Denis Côté, Les Géants de Blizzard (SF)
Denis Côté
Les Géants de Blizzard
Montréal, La Courte Échelle, 1985, 96 p. (illustrations de Serge Chapleau).
Après avoir écrit pour les adolescents (avec succès), Denis Côté s’adresse maintenant à un public plus jeune avec Les Géants de Blizzard. Avec ce roman illustré par Serge Chapleau, la Courte Échelle diversifie sa production et vise un nouveau marché. Il s’agit d’un space opéra dont la trame narrative n’est pas très originale. Toutefois, Denis Côté fait preuve d’un peu plus d’imagination dans les détails, ce qui contribue à faire du livre une oeuvre attachante et sympathique qui devrait plaire à ceux à qui il s’adresse.
Les Géants de Blizzard met en scène des héros positifs qui ont pour nom Braal, Chrysalide et Elée. Tous trois font partie d’une organisation secrète qui a pour objectif de préserver la paix dans la galaxie, une sorte de Greenpeace du futur. Les deux empires qui se partagent la galaxie, le Pacte et la Ghoûl, ne se font pas la guerre comme tel mais ils visent à agrandir leur territoire respectif au détriment de l’autre. L’enjeu de chacune des parties d’échecs qu’ils se livrent est une planète conquise.
L’organisation secrète craint que l’équilibre entre les deux empires soit rompu à court terme, d’autant plus que le Pacte procède à l’installation d’un nouvel armement sur une planète lointaine, Blizzard.

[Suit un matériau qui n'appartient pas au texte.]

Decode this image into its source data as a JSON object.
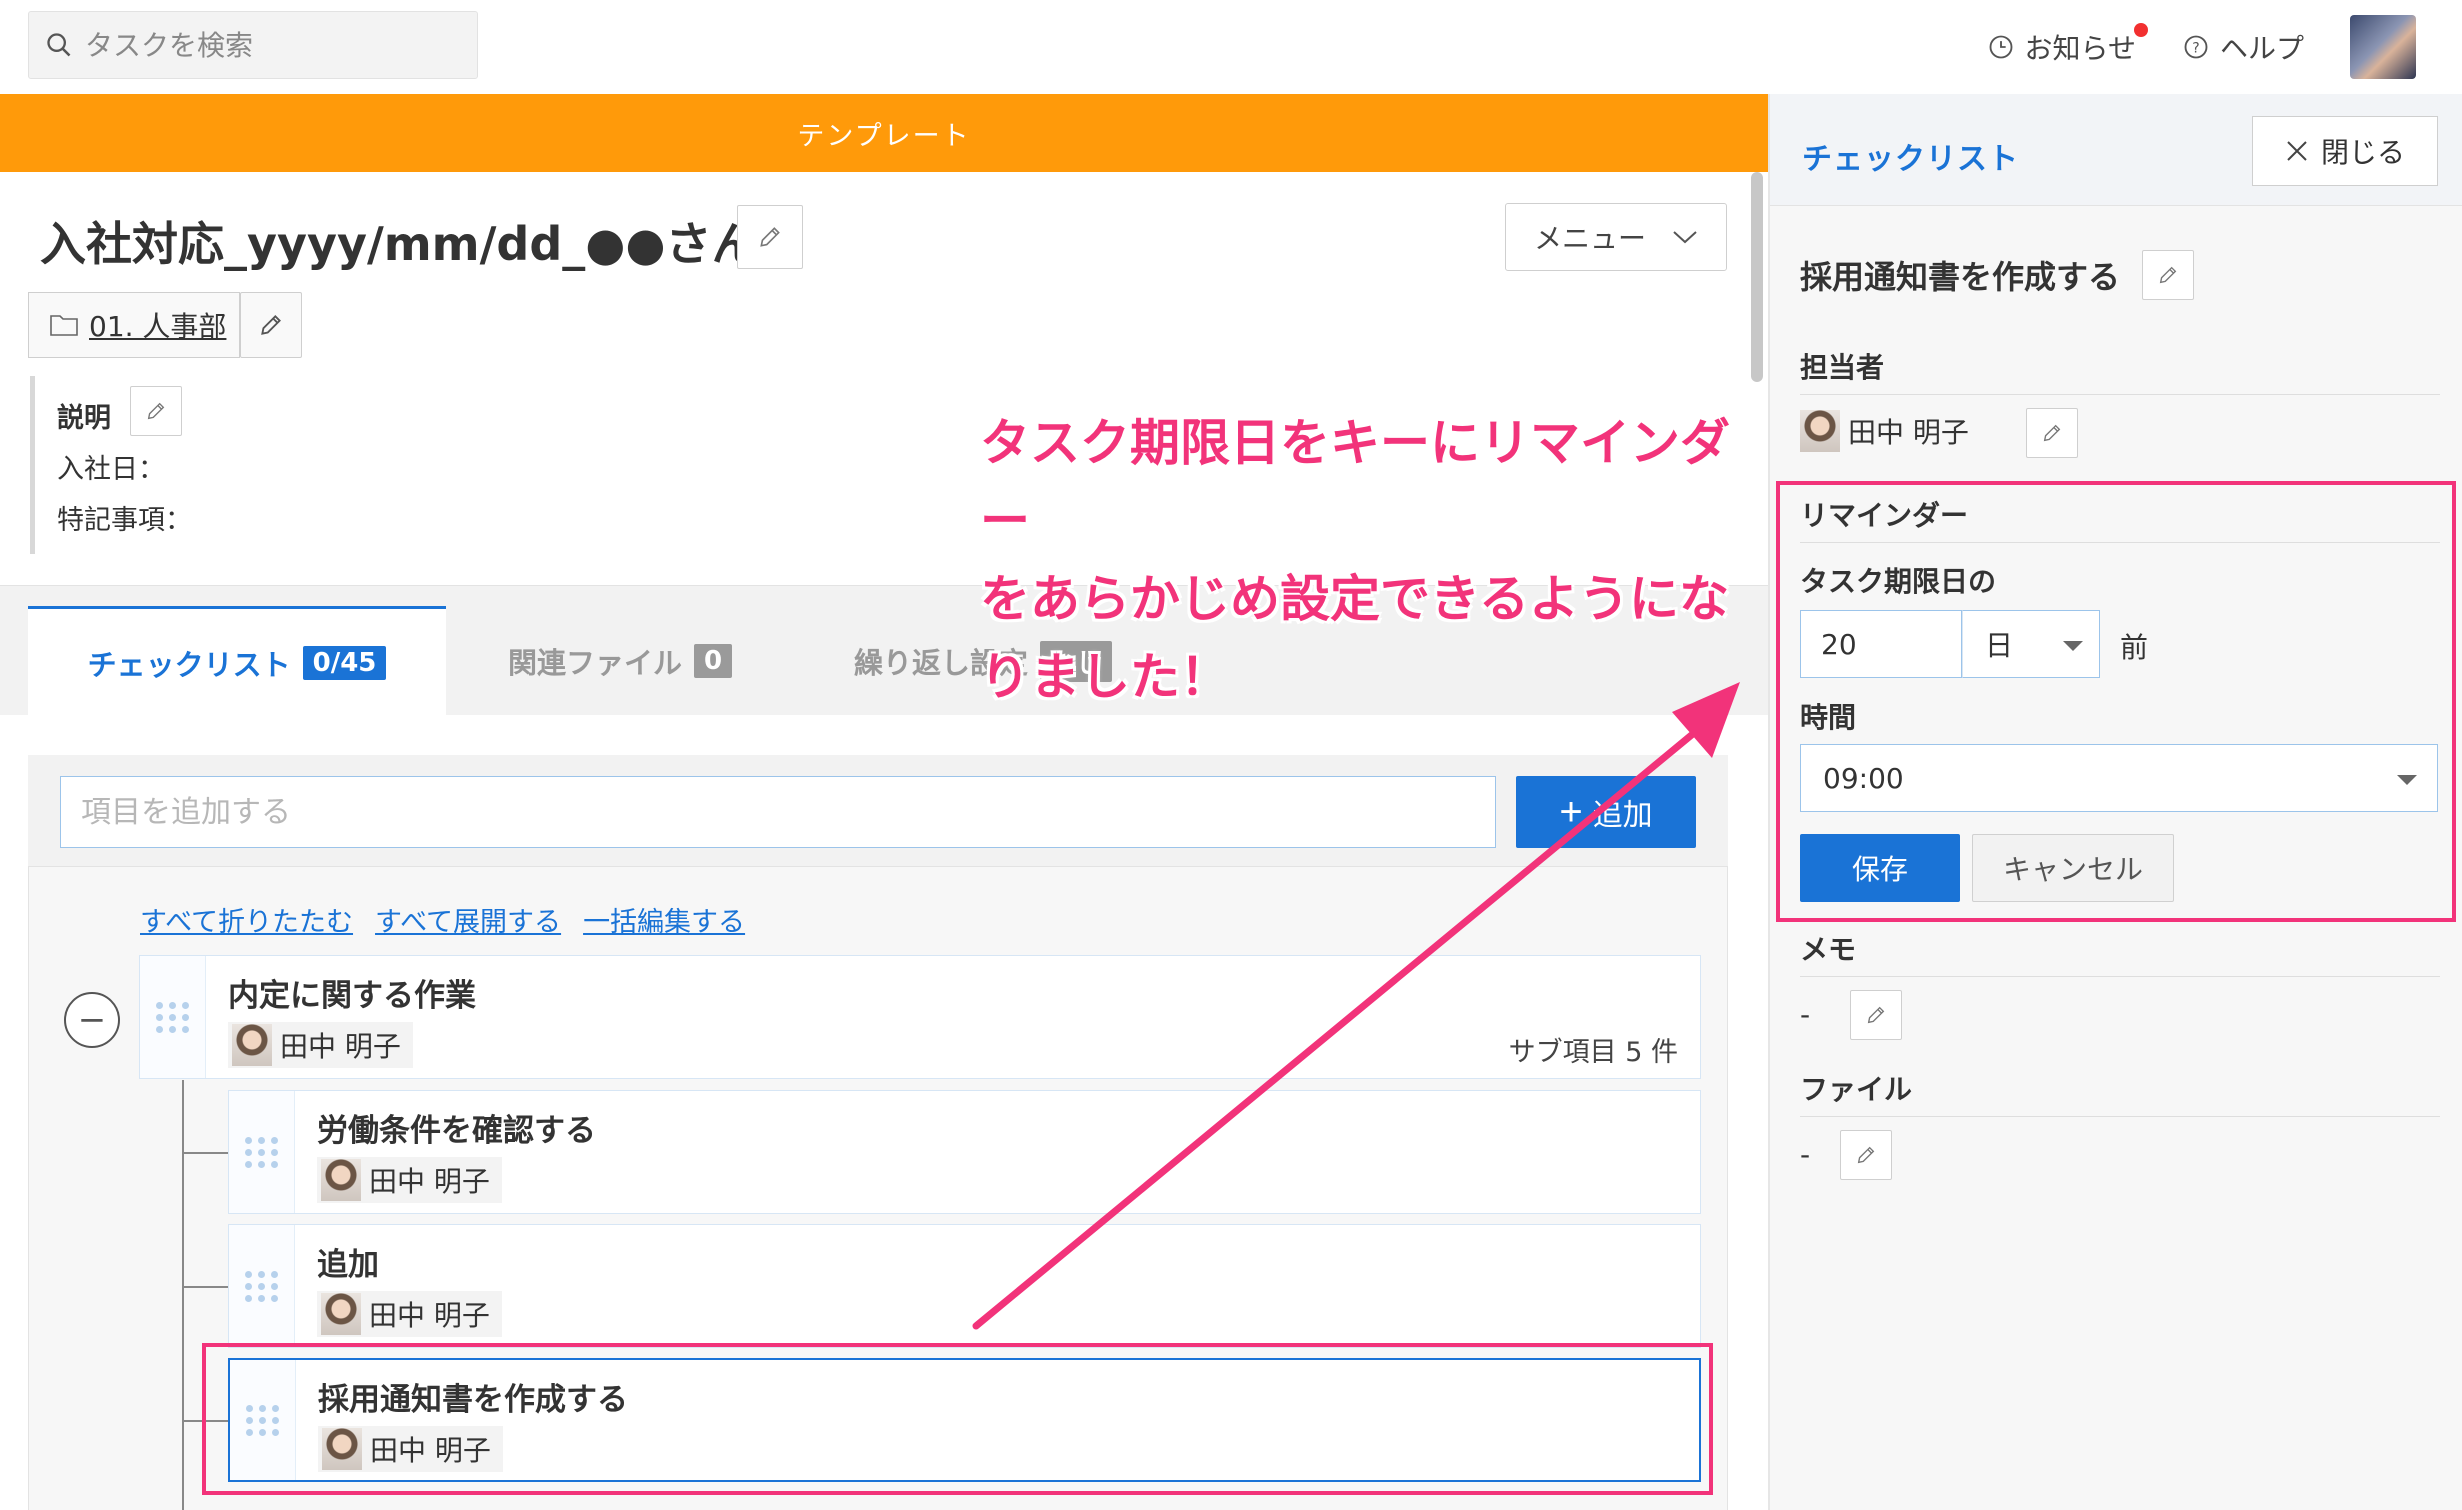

Les trois héros sont désignés pour saboter cette installation et pour alerter du même coup l’opinion publique. Afin d’éviter les patrouilles du Pacte, le trio doit traverser une zone inconnue qui leur réservera plusieurs surprises. Arrivé sur la planète enneigée, le trio ne sera pas au bout de ses peines et découvrira que, contrairement à ce qu’on croyait, elle n’est pas inhabitée.
Le récit s’en tient à une progression linéaire, très méthodique, et ne s’engage dans aucune intrigue secondaire. L’auteur évite les longues descriptions, utilisant plutôt les dialogues pour transmettre les informations indispensables. Le rythme s’en trouve accéléré et soutenu. Le tempo chute quelque peu toutefois au moment de la progression du groupe vers la base militaire, mais l’épisode final relance le récit.
Les péripéties entourant la traversée de la zone inexplorée sont intéressantes, particulièrement la dernière. Il est dommage qu’elle donne lieu à une invraisemblance. S’il est vrai que le vaisseau Taureau et les passagers ont pris la consistance et l’apparence du verre, comment se fait-il que le son aigu émis par l’ordinateur fasse éclater les cristaux qui bloquent la route du vaisseau mais non le vaisseau lui-même ? D’autant plus que dans cette région, le son se propage dans l’espace.
La principale trouvaille de l’auteur concerne la nature des habitants de Blizzard. C’est imaginatif et Denis Côté en profite pour livrer sans détour son message en faveur de la paix. Le témoignage des habitants de Blizzard prend alors une valeur exemplaire. « Chacun d’entre nous ne vivait à peu près que pour lui-même. Nous étions malheureux, nous connaissions la haine et la guerre. Nous avons même failli nous détruire les uns les autres. Alors, devant ce risque de disparition complète, il nous a fallu changer notre façon d’être. Aujourd’hui, nous ne sommes plus seuls. Nous vivons ensemble. »
Le message et l’imaginaire ne sont pas parfaitement intégrés dans le roman de Côté. On dirait qu’il y a un temps (au début et à la fin du récit) pour moraliser – je n’irais pas jusqu’à dire pontifier –, et un temps pour s’amuser, s’évader dans un autre univers. Heureusement qu’à travers le roman, une préoccupation demeure constante : un respect immense pour la vie sous toutes ses formes qui frôle parfois la naïveté chez Chrysalide. Cet être bissexué qui perçoit les sentiments d’autrui avec une acuité douloureuse apparaît comme un idéal à atteindre.
Comme on peut le constater, Les Géants de Blizzard vise à éveiller la conscience du jeune lecteur, se démarquant d’un courant qui ne cherche qu’à stimuler son imagination.